Kristian Carlsson’s One-Hitting the Wonders is a fun book to read since he plays with language so much in such a self-aware way.  For example, there is a “Patriarchal Advisory” on the first page of the book that states “This book contains explicit abuse of interpuncutation.”  And on the page where we would typically get the copyright page, we get:
                This page is all faded.
                It is page 4.
                It is a copyright page.
                This page comes with complimentary WiFi.

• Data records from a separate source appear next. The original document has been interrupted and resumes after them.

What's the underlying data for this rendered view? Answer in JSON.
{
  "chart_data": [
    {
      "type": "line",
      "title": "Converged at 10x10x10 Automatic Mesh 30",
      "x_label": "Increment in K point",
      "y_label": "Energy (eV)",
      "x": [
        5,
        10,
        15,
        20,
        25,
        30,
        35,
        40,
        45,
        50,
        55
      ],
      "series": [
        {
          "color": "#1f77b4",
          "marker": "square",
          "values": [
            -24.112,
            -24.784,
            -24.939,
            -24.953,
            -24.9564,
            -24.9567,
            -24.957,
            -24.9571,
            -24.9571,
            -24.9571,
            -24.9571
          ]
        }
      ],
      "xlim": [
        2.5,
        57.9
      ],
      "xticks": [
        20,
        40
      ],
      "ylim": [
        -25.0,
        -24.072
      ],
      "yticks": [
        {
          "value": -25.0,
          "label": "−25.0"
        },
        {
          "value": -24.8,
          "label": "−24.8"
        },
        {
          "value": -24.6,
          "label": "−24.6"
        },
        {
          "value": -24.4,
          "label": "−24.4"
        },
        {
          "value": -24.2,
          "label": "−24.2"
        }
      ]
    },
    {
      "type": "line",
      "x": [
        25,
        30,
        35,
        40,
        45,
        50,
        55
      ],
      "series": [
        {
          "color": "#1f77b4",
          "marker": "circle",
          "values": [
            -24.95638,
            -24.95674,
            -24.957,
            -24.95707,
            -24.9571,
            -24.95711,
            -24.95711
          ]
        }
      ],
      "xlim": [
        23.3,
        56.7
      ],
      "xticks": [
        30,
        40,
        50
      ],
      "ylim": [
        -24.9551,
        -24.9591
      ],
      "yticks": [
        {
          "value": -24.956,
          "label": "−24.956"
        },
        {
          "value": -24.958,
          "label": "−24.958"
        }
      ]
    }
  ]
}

                It is the webpage of unabridged chapterlessness of this fluent
                version with puppeteers.
The book is filled with these riffs on what is expected, and there are themes that repeats that give us a sense of an underlying theory. 
                ? and ¶
                are the hammer and sickle of the letters

                no line brake when a question is raised
There is a bit of humor here with the reference to communism, to Marx, and the use of “brake” signals a problem with a focus on linebreaks in contemporary poetic practice.  So, if you like poetry that questions what poetry is and that pokes at the edges of language, you should check out this book.  

As an aside: this book was published as part of Carlsson’s one book a month project for 2016.  I suspect it would be fun reading to go through all the books to see how they tied together; however, since many of the books are in Swedish, I am stuck waiting for a good translator.